2009, l’année de toutes les excuses

2009

Cette année, Hans-Rudolf Merz a «présenté ses excuses au peuple lybien » et Barack Obama, le champion du genre, a admis qu’il avait « foiré »… S’il y a un point commun sur lequel tous, sportifs, chefs d’Etat ou hommes d’affaires se sont mis d’accord, c’est bien la nécessité de battre sa coulpe en public. Que signifie cette mode? La réponse de experts de l’UNIL.

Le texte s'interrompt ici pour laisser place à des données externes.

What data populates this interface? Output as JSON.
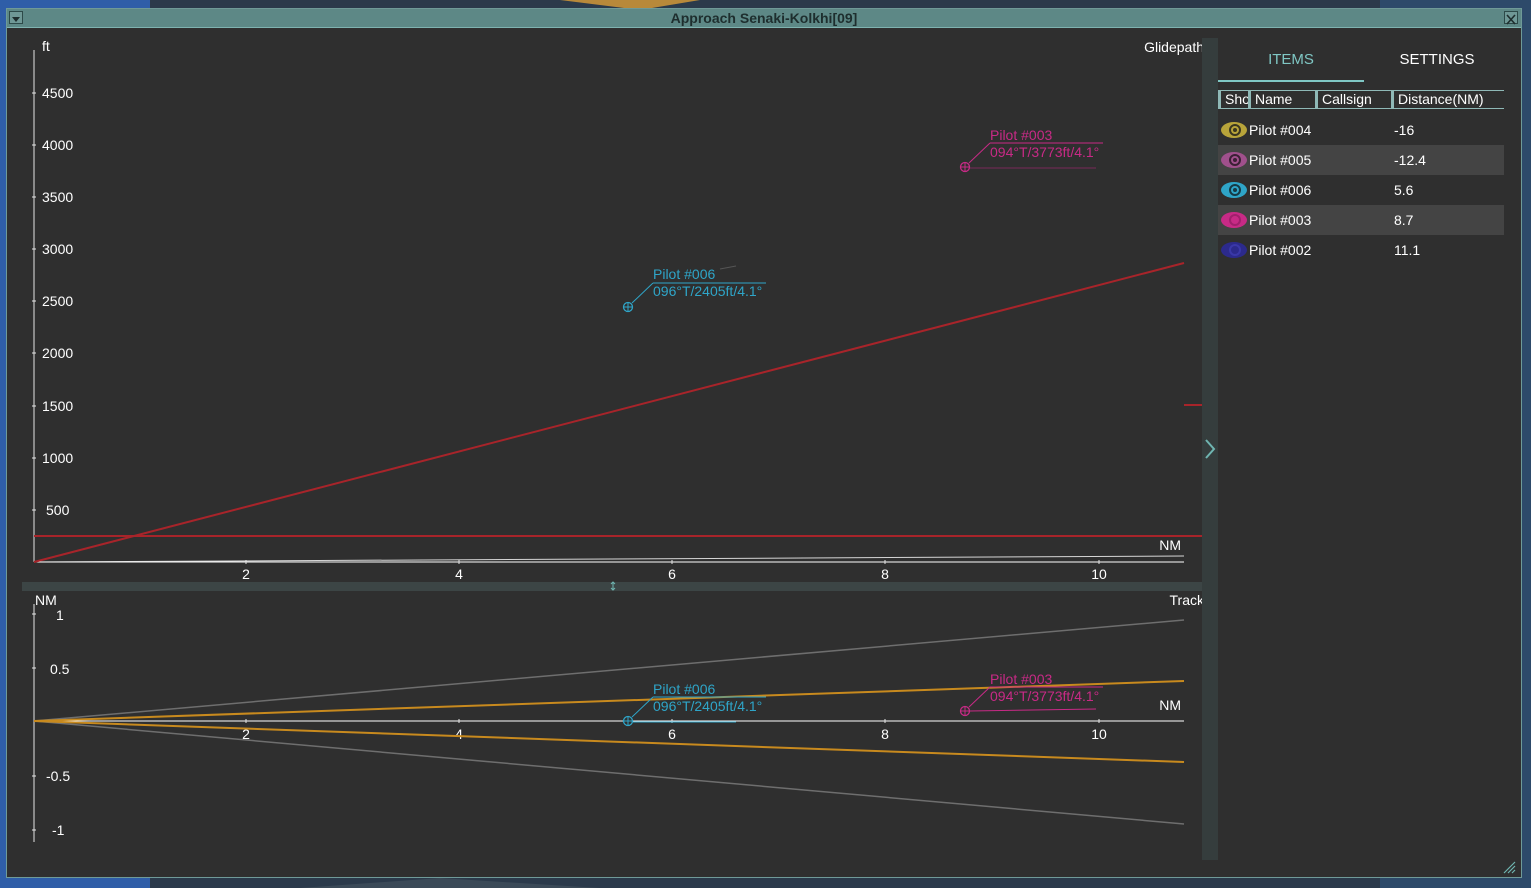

«J’ai foiré», «Je suis désolé», «Je tiens à dire que c’était une erreur», «Je vous présente mes excuses», «Pardon»… La grande mode, c’est désormais de battre publiquement sa coulpe. Bien sûr, ce n’est pas une invention de 2009. Mais la tendance s’est clairement renforcée cette année, notamment en Occident.

Des acteurs de premier plan, comme le président Hans-Rudolf Merz, ou son homologue états-unien Barack Obama, le champion du genre, ont rivalisé de formules visant à dédramatiser un événement ou une déclaration problématique.

Il y a excuse et excuse

Si les médias et les citoyens interprètent sans distinction comme des excuses tout ce qui y ressemble, un retour plus précis sur les propos prononcés n’est pas inutile. Maître assistant en linguistique française à l’UNIL, Raphaël Micheli relève que présenter des excuses, «c’est d’abord exprimer un sentiment par rapport à quelque chose: on se sent désolé, et on le dit publiquement». Mais cette première prise de parole ne revient pas encore à regretter la faute, ni à demander pardon.

Il y a donc trois éléments dans les excuses qui vont parfois de pair, mais qui peuvent aussi être dissociés. «Les «excuses» de Zidane après son coup de tête à Materazzi, en finale de la Coupe du monde de football 2006, sont, de ce point de vue, très intéressantes: le Français dit être désolé, notamment parce qu’il a montré un mauvais exemple aux enfants qui le prennent pour modèle», se souvient Raphaël Micheli.

Mais il dit aussi ne pas regretter ce geste, «parce que son adversaire le méritait, et parce que ne pas riposter à ce moment aurait conforté l’Italien dans l’idée que les insultes qu’il proférait à l’encontre de sa sœur étaient fondées». On voit bien ici qu’il peut y avoir une tension entre la nécessaire admission de la faute aux yeux d’un public et le refus du regret, allant même jusqu’à une tentative de justification.

Je ne m’excuse pas, je demande pardon. Nuance!

Dernière dimension, la demande explicite de pardon. «On passe là à quelque chose de différent: tant qu’il s’agit d’exprimer une émotion ou d’assumer une responsabilité, seul celui qui parle, le locuteur, semble concerné. Avec la demande de pardon, l’allocutaire, celui à qui on s’adresse, est impliqué aussi: il peut en effet soit accepter, soit refuser. Dans un tel cas, le locuteur se place, si l’on peut dire, en dépendance de l’allocutaire.»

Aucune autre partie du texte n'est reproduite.